Jaśka z synami, Jurkiem i Mariuszem, Ziutą i Zosią trafiają z wojskiem polskim do Persji. Tam pierwsze dni koczują na plaży, śpiąc na piasku, niezależnie od upałów czy deszczu. Tu zaczynają się poważniejsze kłopoty całej rodziny. Najpierw epidemia czerwonki, którą cały obóz uchodźców przeżyje z trudem. Nieznośny upał i piasek, który wciska się we wszystkie części ciała, ile by człowiek nie próbował się przed tym obronić. I to też tu Jurek przeżyje największe rozczarowanie w oczekiwaniu na zaginionego dawno ojca, którego spodziewa się wraz z transportem kolejnych emigrantów. Pojawiająca się w tym fragmencie ballada Mickiewicza "Powrót taty", którą Jurka, podobnie jak mnie, uczono gdy był dzieckiem, na pamięć, sprawia, że w moich oczach pojawiają się łzy ogromnego wzruszenia. Niestety, ojca nie ma ani na tym statku, ani na drugim z rannymi żołnierzami. A wzruszeń powieść zapewni jeszcze bardzo wiele..Po kilku dniach zostają przetransportowani wielkimi ciężarówkami terenowymi do Teheranu, a właściwie na jego obrzeża, by tam zamieszkać w Obozie Drugim. W obozie zaś zbiera się ogromna ilość ludzi, pochodzących z różnych stron świata. Osobliwe to było koczowisko, jakby ktoś wymieszał lud osiadły na przestrzeniach od Dźwiny do Czeremszu! Jedni żegnali się na katolicką modłę, drudzy na prawosławną, a inni nie żegnali się wcale, gdyż byli starozakonni. Poleszucy milcząc zezem spoglądali. Wołyniakom szlacheckie fumy uderzały do nosa. Białorusinów nikt o nic nie pytał. Lwowianki po dawnemu nie kochały wilniuczek, te zaś nie cierpiały "tajojek". Ale wypadło żyć pod jednym dachem i klepać tę samą biedę.**
W obozie drugim przyjdzie im przeżyć wiele trudnych miesięcy. Jest to obóz pozbawiony wszelkiej roślinności i choć początkowo cieszą ich bloki w końcu z cegły, a nie wiecznie jakieś ziemianki czy lepianki, z czasem ich ponury, surowy widok, pozbawiony roślinności, "pokolorowany" jedynie suszącymi się ubraniami, staje się nie do zniesienia. Jak się okazuje wyzwolenie od katorżniczej pracy wcale nie poprawia ich nastrojów, bezczynne czekanie na kolejny transport do Afryki lub do Indii skłania ich do wielu smutnych refleksji nad własnym, trudnym losem. Trudne to były czasy dla tej rodziny, a niestety nadchodzą jeszcze trudniejsze. Najpierw pozornie niewinna operacja Zosi, usunięcie "ślepej kiszki", zabieg wydawałoby się śmieszny w swej łatwości, odbiera młodziutkiej dziewczynie życie. To Jurek miał przeczucia co do tej operacji, on jeden błagał ciotkę, by się jej nie poddawała.. Moje nadzieje na spotkanie Stacha z Zosią legły w gruzach. Zamazały mi się litery przed oczami.. Dopiero po chwili odkryłam, że to przez łzy.

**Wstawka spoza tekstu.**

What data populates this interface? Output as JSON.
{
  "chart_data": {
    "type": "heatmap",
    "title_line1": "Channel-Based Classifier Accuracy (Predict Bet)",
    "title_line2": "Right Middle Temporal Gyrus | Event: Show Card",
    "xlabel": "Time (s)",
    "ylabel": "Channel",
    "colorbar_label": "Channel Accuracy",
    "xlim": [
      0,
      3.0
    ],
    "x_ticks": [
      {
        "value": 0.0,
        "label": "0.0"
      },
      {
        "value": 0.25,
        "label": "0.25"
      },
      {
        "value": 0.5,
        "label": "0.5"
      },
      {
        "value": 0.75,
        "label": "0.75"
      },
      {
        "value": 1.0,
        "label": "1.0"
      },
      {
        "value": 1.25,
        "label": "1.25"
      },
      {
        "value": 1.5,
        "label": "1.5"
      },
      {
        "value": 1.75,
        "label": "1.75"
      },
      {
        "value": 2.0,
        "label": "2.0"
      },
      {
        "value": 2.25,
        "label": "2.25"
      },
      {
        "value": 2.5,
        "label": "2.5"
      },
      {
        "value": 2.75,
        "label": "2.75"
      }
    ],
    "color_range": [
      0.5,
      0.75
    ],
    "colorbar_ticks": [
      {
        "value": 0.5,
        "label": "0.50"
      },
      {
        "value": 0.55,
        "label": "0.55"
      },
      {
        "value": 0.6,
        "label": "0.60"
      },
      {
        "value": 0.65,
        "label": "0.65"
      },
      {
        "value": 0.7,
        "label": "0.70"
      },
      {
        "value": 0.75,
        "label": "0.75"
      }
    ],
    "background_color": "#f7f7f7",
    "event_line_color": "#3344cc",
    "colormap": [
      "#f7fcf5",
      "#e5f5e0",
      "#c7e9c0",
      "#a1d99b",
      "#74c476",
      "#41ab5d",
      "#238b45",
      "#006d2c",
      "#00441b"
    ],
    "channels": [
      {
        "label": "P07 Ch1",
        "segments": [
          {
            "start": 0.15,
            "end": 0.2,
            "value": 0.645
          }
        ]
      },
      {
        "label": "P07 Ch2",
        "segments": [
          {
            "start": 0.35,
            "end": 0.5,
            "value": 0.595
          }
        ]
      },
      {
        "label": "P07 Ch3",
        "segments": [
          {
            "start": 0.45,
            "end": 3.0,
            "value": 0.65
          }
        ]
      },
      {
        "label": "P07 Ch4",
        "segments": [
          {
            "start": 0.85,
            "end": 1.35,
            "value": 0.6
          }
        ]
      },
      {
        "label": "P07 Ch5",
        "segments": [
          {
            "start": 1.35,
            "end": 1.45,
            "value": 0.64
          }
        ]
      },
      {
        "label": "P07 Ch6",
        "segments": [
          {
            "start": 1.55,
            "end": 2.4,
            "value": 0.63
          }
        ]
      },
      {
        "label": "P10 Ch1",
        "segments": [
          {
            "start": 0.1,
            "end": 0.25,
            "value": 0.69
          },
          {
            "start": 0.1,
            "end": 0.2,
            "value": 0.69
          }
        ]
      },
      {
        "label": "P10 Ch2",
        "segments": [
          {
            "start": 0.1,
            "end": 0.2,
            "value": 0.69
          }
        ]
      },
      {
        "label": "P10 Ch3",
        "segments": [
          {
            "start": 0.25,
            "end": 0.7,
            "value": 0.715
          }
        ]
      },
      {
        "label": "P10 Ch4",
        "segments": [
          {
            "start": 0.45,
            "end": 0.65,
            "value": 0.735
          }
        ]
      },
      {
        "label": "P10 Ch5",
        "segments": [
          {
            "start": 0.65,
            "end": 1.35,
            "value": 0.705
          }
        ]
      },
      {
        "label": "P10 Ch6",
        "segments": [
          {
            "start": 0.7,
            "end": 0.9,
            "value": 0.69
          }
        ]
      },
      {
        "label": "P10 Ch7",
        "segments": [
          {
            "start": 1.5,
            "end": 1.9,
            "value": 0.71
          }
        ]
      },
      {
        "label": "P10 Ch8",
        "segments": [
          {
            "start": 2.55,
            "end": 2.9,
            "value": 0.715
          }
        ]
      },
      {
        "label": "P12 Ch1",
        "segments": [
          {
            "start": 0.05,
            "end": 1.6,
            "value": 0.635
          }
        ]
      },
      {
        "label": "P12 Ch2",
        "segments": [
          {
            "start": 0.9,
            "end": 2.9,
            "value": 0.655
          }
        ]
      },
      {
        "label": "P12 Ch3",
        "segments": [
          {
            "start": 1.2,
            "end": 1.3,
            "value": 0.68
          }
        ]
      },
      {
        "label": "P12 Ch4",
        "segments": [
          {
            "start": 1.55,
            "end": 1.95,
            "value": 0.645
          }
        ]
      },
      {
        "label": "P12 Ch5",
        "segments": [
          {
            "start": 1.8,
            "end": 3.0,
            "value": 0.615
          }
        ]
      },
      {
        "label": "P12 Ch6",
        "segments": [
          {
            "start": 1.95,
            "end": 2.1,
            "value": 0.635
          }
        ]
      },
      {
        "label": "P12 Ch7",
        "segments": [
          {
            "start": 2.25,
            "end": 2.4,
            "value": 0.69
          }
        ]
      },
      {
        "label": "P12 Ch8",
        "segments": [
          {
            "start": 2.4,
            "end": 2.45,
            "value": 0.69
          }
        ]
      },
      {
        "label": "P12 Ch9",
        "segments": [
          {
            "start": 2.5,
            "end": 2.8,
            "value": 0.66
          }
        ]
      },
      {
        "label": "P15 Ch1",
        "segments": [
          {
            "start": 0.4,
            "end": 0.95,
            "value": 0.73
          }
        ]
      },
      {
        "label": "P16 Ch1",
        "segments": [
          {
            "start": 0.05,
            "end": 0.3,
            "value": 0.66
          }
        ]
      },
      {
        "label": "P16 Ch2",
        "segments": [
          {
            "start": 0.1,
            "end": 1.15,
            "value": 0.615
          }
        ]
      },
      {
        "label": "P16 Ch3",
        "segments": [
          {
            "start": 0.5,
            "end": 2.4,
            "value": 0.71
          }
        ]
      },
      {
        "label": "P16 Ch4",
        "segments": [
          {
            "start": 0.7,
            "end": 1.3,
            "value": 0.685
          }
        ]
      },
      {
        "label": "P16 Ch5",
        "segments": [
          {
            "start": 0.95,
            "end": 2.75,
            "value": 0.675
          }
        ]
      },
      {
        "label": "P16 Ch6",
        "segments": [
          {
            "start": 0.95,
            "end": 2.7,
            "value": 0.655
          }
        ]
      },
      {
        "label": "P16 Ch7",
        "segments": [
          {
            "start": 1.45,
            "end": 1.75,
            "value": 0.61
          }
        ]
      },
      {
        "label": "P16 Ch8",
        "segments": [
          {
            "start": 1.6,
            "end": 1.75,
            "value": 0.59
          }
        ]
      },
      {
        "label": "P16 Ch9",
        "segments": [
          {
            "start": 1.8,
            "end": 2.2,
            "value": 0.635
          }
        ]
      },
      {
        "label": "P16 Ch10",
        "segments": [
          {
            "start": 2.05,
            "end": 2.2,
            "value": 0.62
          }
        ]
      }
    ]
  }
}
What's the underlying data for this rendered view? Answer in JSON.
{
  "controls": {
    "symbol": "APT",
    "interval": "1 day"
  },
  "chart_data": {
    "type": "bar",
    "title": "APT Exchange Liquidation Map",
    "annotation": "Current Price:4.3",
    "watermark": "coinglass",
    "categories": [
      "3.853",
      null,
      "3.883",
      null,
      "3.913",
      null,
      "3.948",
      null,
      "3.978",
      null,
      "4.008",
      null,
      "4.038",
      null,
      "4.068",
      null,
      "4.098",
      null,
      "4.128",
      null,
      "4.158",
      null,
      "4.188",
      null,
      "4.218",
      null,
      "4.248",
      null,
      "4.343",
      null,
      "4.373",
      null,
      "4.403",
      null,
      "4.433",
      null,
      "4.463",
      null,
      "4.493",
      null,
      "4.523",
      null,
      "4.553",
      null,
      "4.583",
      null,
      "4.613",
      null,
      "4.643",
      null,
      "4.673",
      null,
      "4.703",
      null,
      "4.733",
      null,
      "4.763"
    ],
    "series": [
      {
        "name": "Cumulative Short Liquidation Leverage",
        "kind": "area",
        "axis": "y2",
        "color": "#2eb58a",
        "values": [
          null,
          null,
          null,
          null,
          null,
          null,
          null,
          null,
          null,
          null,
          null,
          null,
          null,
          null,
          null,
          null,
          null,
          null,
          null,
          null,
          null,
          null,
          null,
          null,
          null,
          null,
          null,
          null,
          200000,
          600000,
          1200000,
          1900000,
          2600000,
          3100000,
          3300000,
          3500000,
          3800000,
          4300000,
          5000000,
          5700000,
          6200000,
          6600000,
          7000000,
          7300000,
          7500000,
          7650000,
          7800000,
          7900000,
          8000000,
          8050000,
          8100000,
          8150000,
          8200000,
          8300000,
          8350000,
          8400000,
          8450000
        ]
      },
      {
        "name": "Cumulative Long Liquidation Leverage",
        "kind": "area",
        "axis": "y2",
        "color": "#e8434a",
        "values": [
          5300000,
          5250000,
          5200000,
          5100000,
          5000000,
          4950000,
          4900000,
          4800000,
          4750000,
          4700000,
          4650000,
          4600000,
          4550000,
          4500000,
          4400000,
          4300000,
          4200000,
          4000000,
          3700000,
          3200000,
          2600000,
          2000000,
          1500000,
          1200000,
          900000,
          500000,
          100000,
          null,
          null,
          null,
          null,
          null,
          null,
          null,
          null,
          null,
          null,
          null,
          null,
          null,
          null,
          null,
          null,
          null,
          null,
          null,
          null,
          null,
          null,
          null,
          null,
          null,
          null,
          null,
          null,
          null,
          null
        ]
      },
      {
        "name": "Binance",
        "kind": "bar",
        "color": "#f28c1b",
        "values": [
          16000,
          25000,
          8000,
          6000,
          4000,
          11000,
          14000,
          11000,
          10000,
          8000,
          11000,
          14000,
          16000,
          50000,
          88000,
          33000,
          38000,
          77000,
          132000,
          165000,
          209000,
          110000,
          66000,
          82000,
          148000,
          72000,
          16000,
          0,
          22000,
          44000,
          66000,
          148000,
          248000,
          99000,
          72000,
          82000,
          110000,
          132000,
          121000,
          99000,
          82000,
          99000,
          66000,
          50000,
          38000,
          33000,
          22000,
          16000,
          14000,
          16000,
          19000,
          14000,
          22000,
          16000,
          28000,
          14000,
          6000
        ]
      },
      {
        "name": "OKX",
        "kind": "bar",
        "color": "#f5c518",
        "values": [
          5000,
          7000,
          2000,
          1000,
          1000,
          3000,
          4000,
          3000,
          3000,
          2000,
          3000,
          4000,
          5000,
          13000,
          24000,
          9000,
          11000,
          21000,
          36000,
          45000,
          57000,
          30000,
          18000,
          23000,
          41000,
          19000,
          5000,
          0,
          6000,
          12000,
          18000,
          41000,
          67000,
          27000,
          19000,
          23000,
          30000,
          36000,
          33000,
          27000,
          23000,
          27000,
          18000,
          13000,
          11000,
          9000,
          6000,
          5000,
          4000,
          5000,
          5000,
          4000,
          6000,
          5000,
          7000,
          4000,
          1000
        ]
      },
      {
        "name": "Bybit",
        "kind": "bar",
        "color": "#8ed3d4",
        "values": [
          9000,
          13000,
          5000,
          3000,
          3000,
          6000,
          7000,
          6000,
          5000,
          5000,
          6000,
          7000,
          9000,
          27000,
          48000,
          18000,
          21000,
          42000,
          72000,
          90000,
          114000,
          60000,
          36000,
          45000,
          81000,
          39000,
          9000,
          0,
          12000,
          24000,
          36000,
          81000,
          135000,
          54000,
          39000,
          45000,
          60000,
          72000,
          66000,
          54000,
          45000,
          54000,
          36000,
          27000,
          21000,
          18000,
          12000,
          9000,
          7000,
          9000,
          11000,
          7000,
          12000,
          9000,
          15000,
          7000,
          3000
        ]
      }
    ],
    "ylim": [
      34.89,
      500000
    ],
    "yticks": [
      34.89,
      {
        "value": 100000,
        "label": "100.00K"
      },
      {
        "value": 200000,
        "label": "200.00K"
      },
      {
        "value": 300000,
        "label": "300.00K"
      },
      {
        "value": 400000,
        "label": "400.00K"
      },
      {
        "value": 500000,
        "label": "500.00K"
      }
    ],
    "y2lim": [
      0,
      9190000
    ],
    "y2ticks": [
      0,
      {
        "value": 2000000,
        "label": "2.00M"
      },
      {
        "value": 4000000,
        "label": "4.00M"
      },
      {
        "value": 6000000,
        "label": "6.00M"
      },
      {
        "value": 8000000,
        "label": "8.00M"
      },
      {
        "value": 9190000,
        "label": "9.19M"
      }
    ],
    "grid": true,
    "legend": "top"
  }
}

I też tutaj w Teheranie, Jurka spotka największe nieszczęście, jakim stała się utrata lewej ręki. Przemyślenia chłopca dotyczące śmierci, wyrwania się z jej ramion, przetrwania pomimo kiepskich rokowań i długiej walki o życie, przyprawiają czytelnika o kolejne łzy. Jest w tym i żal i złość za stratą, na domiar złego stratą, której wcale nie musiał biedny Jurik ponosić, ponieważ to głupota lekarza, tego samego który nie dopilnował Zosi po operacji, spowodowała takie spustoszenie w jego ramieniu, to i jeszcze fakt, że dopiero pół roku później poznano inną niż amputacja, metodę walki z gangreną.. Jest też w tych przemyśleniach ogromna wola walki o przetrwanie, o udowodnienie samemu sobie i całemu światu, że z tą jedną ocalałą ręką Jurek sobie poradzi.
Krzyż południa jest znacznie bardziej gorzką lekturą od Wielbłąda na stepie. Chłopcy już tak nie przeżywają przygody życia, są bardziej świadomi swojego wygnania, niepewnego losu własnego i ojca, oraz śmierci. Jednak im więcej czytam, tym więcej chciałabym jeszcze. Krzysztoń jest jak uzależnienie wciągające coraz mocniej. Wpadam w stworzony przez niego powieściowy świat jak w jakiś świat równoległy i nawet słyszę ten chlupot wody uderzającej o szalupę, czuję ten piasek wgryzający się w ciało, widzę perskie dywany tkane przez dziewczynki, znikam ze świata rzeczywistego.
Krzyż Południa, Jerzy Krzysztoń, Czytelnik, Warszawa 1983
* str. 5
** str. 82
Piękna książka i zgadzam się z tym, że o wiele bardziej gorzka niż "Wielbłąd na stepie". Najokropniejszą postacią wydał mi się lekarz-konował, który popełnia błędy lekarskie i nie umie nawet powiedzieć "przepraszam"...
OdpowiedzUsuńO tak, lekarz - konował podnosił mi tylko ciśnienie.. Najpierw biedna Zosia, potem ręka Jurka.. Po prostu płakać się chciało i krzyczeć jednocześnie
UsuńNo i jeszcze ten lekarz powiedział: "Wojna wymaga ofiar". A przecież to nie z winy wojny Jurek stracił rękę, a Zosia życie, tylko z winy tego pseudolekarza.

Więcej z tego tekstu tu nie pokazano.